“What have I become,
My sweetest friend?
Everyone I know goes away
In the end.
And you could have it all
My empire of dirt
I will let you down
I will make you hurt.”
Johnny Cash sang through the car radio as the sound of his guitar bounced off of the car’s interior. Desolate wastelands stretched for as far as the eye could see. This land used to be filled with forests, and with trees that were the size of skyscrapers, from a child’s perspective. Now, though, all of the trees were dead and gone. President Maxwell made sure of that.

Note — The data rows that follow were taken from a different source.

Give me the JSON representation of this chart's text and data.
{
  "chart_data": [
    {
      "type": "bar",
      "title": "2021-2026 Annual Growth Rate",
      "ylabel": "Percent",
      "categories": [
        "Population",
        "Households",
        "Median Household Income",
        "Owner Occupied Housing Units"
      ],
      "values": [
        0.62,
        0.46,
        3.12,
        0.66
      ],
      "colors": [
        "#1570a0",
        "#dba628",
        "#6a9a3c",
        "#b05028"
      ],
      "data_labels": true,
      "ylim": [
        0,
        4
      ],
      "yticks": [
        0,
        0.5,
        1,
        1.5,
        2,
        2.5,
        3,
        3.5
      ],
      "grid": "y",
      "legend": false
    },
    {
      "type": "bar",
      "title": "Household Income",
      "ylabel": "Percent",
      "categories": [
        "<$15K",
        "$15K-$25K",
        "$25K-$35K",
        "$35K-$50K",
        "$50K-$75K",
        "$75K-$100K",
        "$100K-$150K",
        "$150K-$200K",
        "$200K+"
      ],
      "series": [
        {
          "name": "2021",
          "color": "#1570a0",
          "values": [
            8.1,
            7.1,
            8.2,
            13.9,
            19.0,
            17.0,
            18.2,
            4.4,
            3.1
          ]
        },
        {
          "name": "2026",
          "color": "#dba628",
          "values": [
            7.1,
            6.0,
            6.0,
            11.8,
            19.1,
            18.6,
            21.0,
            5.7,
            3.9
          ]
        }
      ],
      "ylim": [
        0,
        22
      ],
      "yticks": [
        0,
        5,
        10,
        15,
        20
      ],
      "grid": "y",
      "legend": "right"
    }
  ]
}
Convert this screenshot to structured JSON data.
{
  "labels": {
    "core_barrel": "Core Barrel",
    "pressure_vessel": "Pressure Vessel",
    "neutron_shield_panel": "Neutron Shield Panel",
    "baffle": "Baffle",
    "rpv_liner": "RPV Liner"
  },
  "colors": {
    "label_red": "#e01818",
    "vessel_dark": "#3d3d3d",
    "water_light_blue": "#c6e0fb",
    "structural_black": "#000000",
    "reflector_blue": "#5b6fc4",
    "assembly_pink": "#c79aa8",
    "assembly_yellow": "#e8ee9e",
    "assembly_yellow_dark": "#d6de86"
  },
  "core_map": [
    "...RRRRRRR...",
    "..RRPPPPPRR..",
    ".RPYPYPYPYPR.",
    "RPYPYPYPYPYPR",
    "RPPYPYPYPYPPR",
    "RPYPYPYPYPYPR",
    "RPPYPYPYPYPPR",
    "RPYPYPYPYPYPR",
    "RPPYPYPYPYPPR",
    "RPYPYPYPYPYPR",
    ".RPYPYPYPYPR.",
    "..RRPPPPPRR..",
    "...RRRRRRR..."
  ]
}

We were out in the middle of nowhere; there weren’t many billboards around. Those that we did pass were identical; they all read:
“KEEP AMERICA GREAT.”
Next to the trademark slogan stood a picture of Maxwell’s sneering face. You could see the evil in those eyes. I didn’t want to look at the billboard anymore so I looked at the sky, which was filled with ashy gray clouds. “That’s fitting,” I thought. It rarely rains anymore so those weren’t really clouds. Instead, they were clumps of smog floating through the air. Pollution had gotten so bad under Maxwell that the smog problem severely affected the entire country. (I’m not some science brainiac so I can’t really explain all of the chemistry behind it. I was always more of an English student, anyway.)

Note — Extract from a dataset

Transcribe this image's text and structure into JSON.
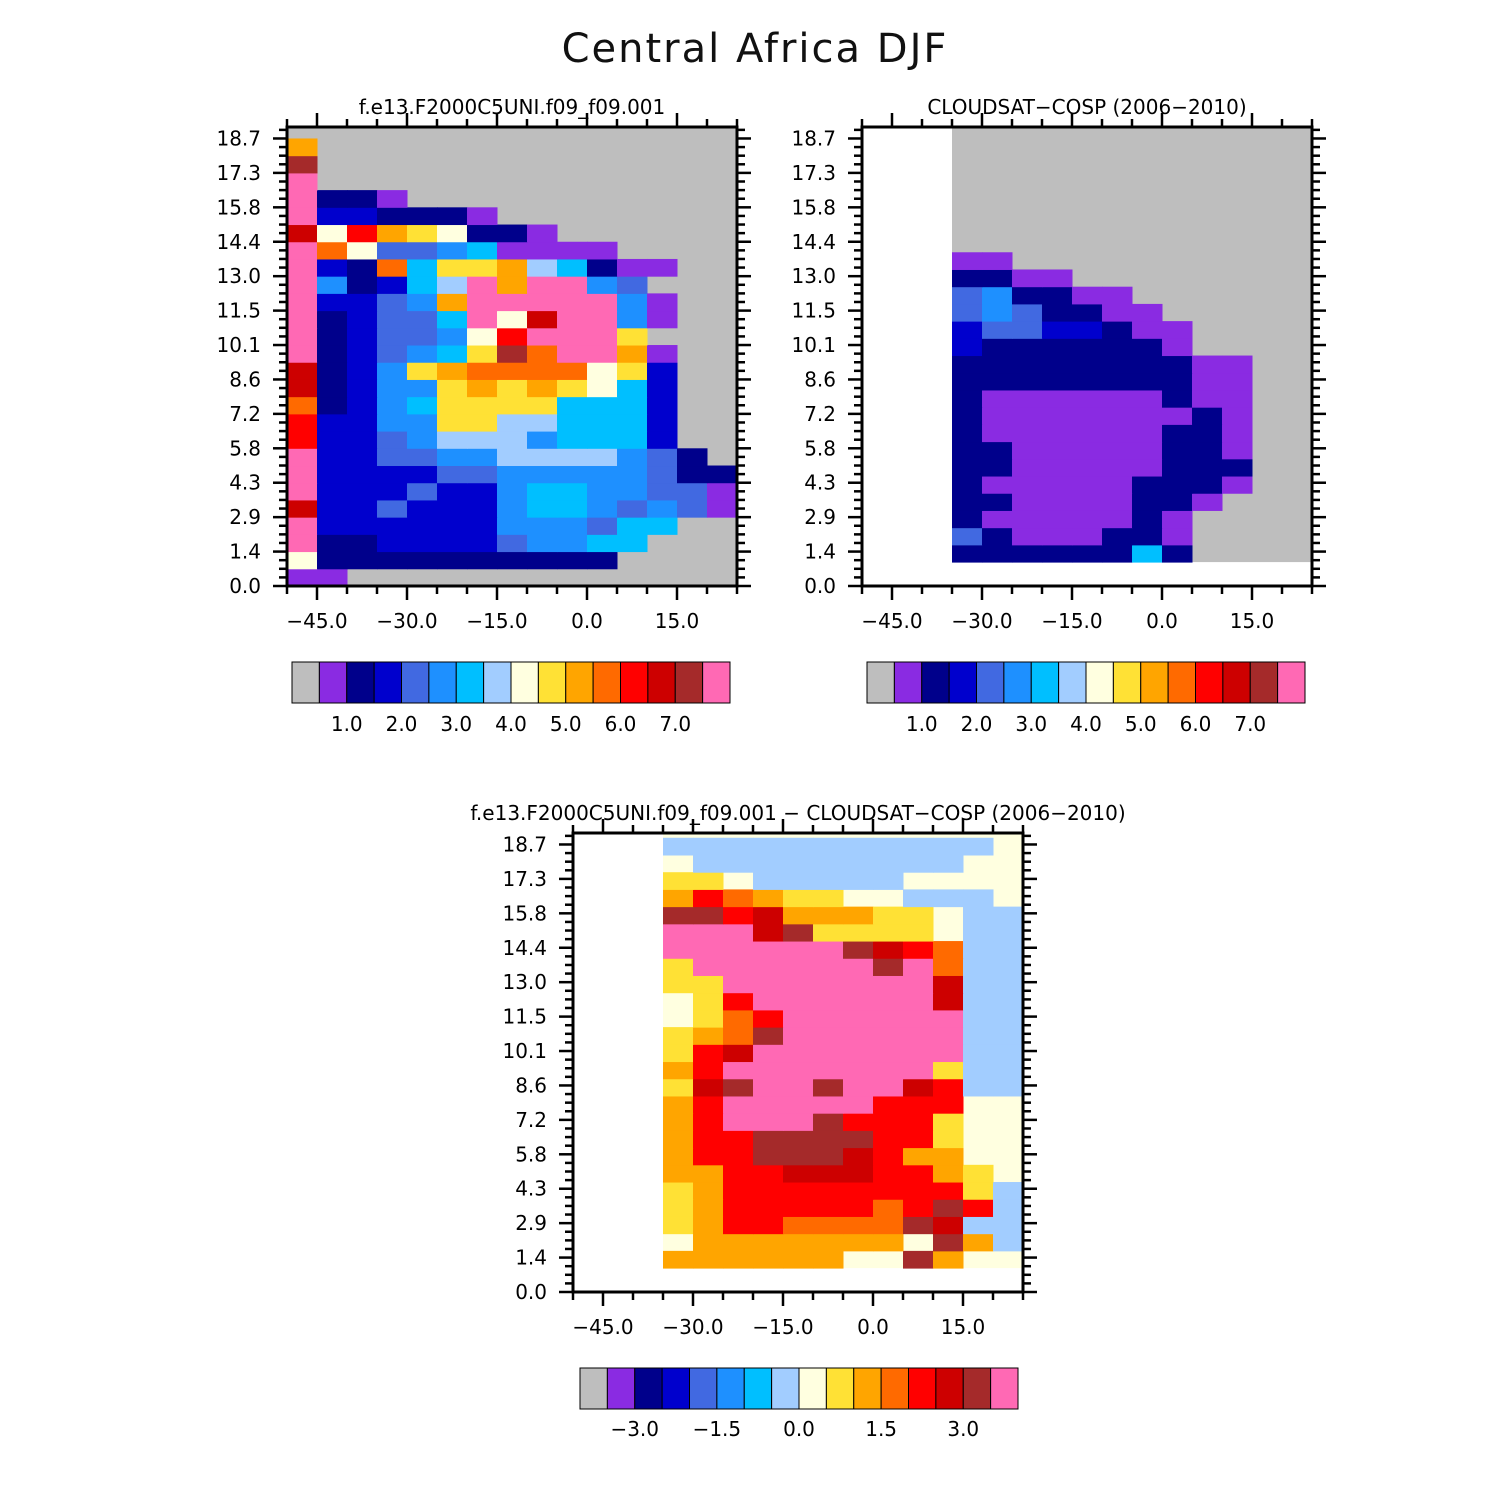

Looking at the smog depressed me so, instead, I looked at the thermometer on the car’s inside mirror. The aqua green lettering told me that it was seventy-seven degrees that day. That would have been fine, if not for the fact that it was a December morning. When I was a kid, I loved to ride around with the windows down in this weather. I couldn’t do that anymore though; air quality had been decreasing steadily for the past sixteen years, so it had become increasingly hazardous to expose yourself to the air more than necessary.

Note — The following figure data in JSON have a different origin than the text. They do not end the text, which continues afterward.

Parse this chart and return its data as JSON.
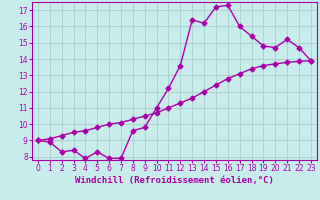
{
  "xlabel": "Windchill (Refroidissement éolien,°C)",
  "background_color": "#c8ecec",
  "line_color": "#aa00aa",
  "grid_color": "#aacccc",
  "xlim": [
    -0.5,
    23.5
  ],
  "ylim": [
    7.8,
    17.5
  ],
  "xticks": [
    0,
    1,
    2,
    3,
    4,
    5,
    6,
    7,
    8,
    9,
    10,
    11,
    12,
    13,
    14,
    15,
    16,
    17,
    18,
    19,
    20,
    21,
    22,
    23
  ],
  "yticks": [
    8,
    9,
    10,
    11,
    12,
    13,
    14,
    15,
    16,
    17
  ],
  "line1_x": [
    0,
    1,
    2,
    3,
    4,
    5,
    6,
    7,
    8,
    9,
    10,
    11,
    12,
    13,
    14,
    15,
    16,
    17,
    18,
    19,
    20,
    21,
    22,
    23
  ],
  "line1_y": [
    9.0,
    8.9,
    8.3,
    8.4,
    7.9,
    8.3,
    7.9,
    7.9,
    9.6,
    9.8,
    11.0,
    12.2,
    13.6,
    16.4,
    16.2,
    17.2,
    17.3,
    16.0,
    15.4,
    14.8,
    14.7,
    15.2,
    14.7,
    13.9
  ],
  "line2_x": [
    0,
    1,
    2,
    3,
    4,
    5,
    6,
    7,
    8,
    9,
    10,
    11,
    12,
    13,
    14,
    15,
    16,
    17,
    18,
    19,
    20,
    21,
    22,
    23
  ],
  "line2_y": [
    9.0,
    9.1,
    9.3,
    9.5,
    9.6,
    9.8,
    10.0,
    10.1,
    10.3,
    10.5,
    10.7,
    11.0,
    11.3,
    11.6,
    12.0,
    12.4,
    12.8,
    13.1,
    13.4,
    13.6,
    13.7,
    13.8,
    13.85,
    13.9
  ],
  "marker": "D",
  "markersize": 2.5,
  "linewidth": 1.0,
  "tick_fontsize": 5.5,
  "label_fontsize": 6.5
}
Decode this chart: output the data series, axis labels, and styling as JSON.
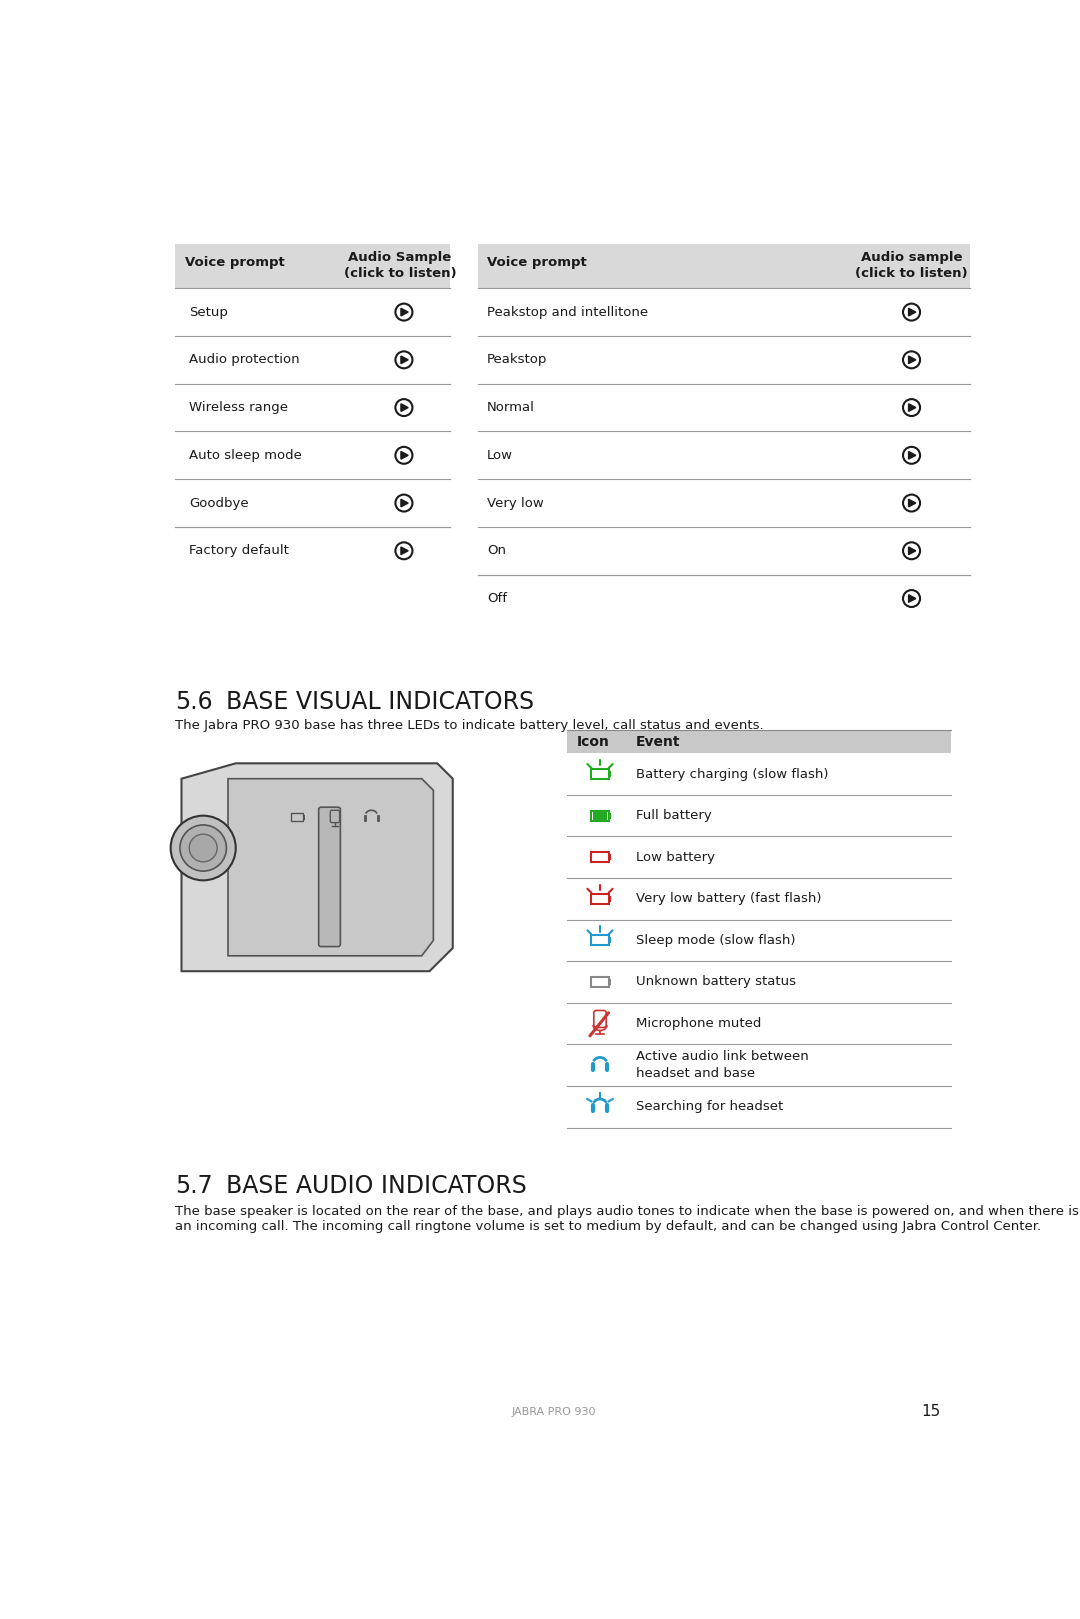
{
  "page_bg": "#ffffff",
  "page_number": "15",
  "footer_text": "JABRA PRO 930",
  "table1_header": [
    "Voice prompt",
    "Audio Sample\n(click to listen)"
  ],
  "table1_rows": [
    "Setup",
    "Audio protection",
    "Wireless range",
    "Auto sleep mode",
    "Goodbye",
    "Factory default"
  ],
  "table2_header": [
    "Voice prompt",
    "Audio sample\n(click to listen)"
  ],
  "table2_rows": [
    "Peakstop and intellitone",
    "Peakstop",
    "Normal",
    "Low",
    "Very low",
    "On",
    "Off"
  ],
  "section56_number": "5.6",
  "section56_title": "BASE VISUAL INDICATORS",
  "section56_desc": "The Jabra PRO 930 base has three LEDs to indicate battery level, call status and events.",
  "icon_table_header": [
    "Icon",
    "Event"
  ],
  "icon_table_rows": [
    "Battery charging (slow flash)",
    "Full battery",
    "Low battery",
    "Very low battery (fast flash)",
    "Sleep mode (slow flash)",
    "Unknown battery status",
    "Microphone muted",
    "Active audio link between\nheadset and base",
    "Searching for headset"
  ],
  "section57_number": "5.7",
  "section57_title": "BASE AUDIO INDICATORS",
  "section57_desc": "The base speaker is located on the rear of the base, and plays audio tones to indicate when the base is powered on, and when there is an incoming call. The incoming call ringtone volume is set to medium by default, and can be changed using Jabra Control Center.",
  "header_bg": "#d9d9d9",
  "icon_header_bg": "#c8c8c8",
  "row_divider": "#aaaaaa",
  "text_color": "#1a1a1a",
  "section_title_color": "#1a1a1a",
  "icon_green": "#22aa22",
  "icon_red": "#cc2222",
  "icon_blue": "#2299cc",
  "icon_gray": "#888888"
}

I looked over at the man sitting next to me. For the past twenty years, this man had been like a father to me, although he was only a little over ten years older than me. Bruce had been my mentor, my best friend, and, in some ways, my idol. After I grew close to him, I saw the kind of man that I aspired to be. He was always there for me. He had seen me at my best and my worst. We both saw the world in similar ways. That’s why we both so readily agreed to this pilgrimage. After all, that’s what it was. Bruce and I agreed to leave this way of life behind because, among other reasons, it contradicted every moral fiber of our beings. The way that the country had devolved, under Maxwell, became unbearable. Brian and I agreed to leave (mostly) everything behind and hope for a better life out west.
I looked ahead at what seemed like a thousand miles of open road. Our journey had just begun, but we still had an incredibly long way to go.